Wooden literalism says, ‘Make people take off their shoes when they arrive at your house, and perform the ministry of foot-washing’. Total rejection says, ‘This is irrelevant and can be ignored’. Cultural transposition asks, ‘What is the principle that Jesus was illustrating? Humble servanthood? Then how can I express this principle, not only to visitors but to everyone, in a form that is culturally appropriate?’
So we return to head-covering in 1 Corinthians 11. Space allows only three observations. First, this teaching is about appropriateness in communal worship. Second, Paul is refreshingly pragmatic: ‘Judge for yourselves’, he says (v.13); use your common sense. However, third, there appears to be a basic doctrinal principle behind it, the idea of headship (v.3). Scholars debate whether this should be understood in terms of ‘source’ or of ‘authority’. Either way, how we can re-express this idea in a form that would have meaning today is the challenge of cultural transposition.

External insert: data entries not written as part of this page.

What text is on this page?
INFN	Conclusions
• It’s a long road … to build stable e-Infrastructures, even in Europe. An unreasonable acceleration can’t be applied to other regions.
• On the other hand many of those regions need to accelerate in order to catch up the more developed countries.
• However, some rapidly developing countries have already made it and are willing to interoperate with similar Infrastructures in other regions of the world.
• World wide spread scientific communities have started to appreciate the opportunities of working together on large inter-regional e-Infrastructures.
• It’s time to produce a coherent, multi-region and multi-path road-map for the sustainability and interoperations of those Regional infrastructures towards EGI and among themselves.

And that is how, in every age and every culture, people can relate to the gospel and seek to apply it to their lives.
For personal reflection:
In reading the Bible, which particular issues of behaviour do we personally struggle with? Is this because cultural transposition has not been consistently applied? Or is it, perhaps, because certain principles of Christian living go against the grain, and threaten our personal liberty?
For group discussion:
Read 1 Corinthians 8:4-13. Identify contemporary issues to which Paul's teaching might be applied, and discuss – in the context of your own culture – what the appropriate application might be.
For action:
Monitor your reactions this week to things you see on television or read in the newspapers. How far are your responses shaped by ‘wooden literalism’, how far by your acceptance of the values of secular society and how far by the principles of Scripture?